There is a utility to create a job that just runs a function given a config. This job though has no checkpointing functionality but it will requeue if crashes or times out (I use on ckpt if jobs less than 8h) if I don't want to worry about checkpointing logic since it will be requeued until it finishes.

def job_function(job_config):
    # write the code of your job here
    pass 
from submitit_tools.jobs import create_function_job
JobClass = create_function_job(job_function)

There is also a tool to help with sweeping configs. Using the example CustomJobConfig, you can sweep over values of it like this:

from submitit_tools.jobs import grid_search_job_configs
params = {
    "parameter1": 4,
    "parameter2": [[1,2], [2, 3, 4], [4, 3, 4]]
}
job_configs = grid_search_job_configs(params, job_cls = CustomJobConfig)

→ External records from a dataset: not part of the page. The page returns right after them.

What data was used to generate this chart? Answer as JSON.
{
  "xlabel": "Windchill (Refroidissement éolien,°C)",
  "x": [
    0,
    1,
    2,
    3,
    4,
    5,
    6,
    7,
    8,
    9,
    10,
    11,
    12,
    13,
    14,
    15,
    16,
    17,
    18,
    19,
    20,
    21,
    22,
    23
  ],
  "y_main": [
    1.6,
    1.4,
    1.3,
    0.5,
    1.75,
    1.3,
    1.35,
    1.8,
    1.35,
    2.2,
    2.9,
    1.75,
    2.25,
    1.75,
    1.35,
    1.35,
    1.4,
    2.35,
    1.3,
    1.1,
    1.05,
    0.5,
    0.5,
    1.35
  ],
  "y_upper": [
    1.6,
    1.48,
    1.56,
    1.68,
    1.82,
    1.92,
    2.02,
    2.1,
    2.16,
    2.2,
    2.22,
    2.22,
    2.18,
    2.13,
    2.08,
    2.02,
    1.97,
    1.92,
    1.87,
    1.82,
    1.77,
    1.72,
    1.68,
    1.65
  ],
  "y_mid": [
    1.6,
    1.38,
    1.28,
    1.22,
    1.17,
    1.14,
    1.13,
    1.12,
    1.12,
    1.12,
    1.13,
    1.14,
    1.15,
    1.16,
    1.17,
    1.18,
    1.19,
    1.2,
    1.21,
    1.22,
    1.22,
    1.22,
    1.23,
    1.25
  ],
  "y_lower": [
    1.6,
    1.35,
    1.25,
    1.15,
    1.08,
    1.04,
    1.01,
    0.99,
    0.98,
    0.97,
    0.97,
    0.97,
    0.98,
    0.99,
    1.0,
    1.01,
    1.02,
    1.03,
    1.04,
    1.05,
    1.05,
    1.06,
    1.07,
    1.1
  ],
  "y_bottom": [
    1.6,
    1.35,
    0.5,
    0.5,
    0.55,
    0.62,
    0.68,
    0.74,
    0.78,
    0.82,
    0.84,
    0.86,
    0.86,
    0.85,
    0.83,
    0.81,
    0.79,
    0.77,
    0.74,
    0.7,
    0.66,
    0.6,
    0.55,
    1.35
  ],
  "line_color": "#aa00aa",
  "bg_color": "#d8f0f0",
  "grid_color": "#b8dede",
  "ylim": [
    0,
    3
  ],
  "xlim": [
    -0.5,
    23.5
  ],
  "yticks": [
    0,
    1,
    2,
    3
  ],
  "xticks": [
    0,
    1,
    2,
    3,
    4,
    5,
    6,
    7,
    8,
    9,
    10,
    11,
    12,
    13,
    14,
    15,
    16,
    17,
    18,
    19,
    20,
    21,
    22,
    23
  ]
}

This will create 3 jobs (a grid search over the params). You can also pass a custom creation function. Look at the example_torch_job.py for a clear example.

Notes and todos:

  • The checkpoint partition is a little weird. You can find the documentation here
  • To contribute please branch and then submit a PR.
  • Want to add a git automation and make this a pypy package
  • Handle job crashing vs slurm errors differently
  • I think that it will crash a job if the checkpoint gets corrupted while being written and this will be unrecoverable
  • add utils to grid search and jobs without checkpointing
  • add a debug mode
  • Figure out requesting multiple types of gpus for large checkpoint runs
  • Add functionality to cancel jobs if the executor dies, or the user wants to. Right now if the main file crashes, the jobs will still keep running, just without being requeued if needed.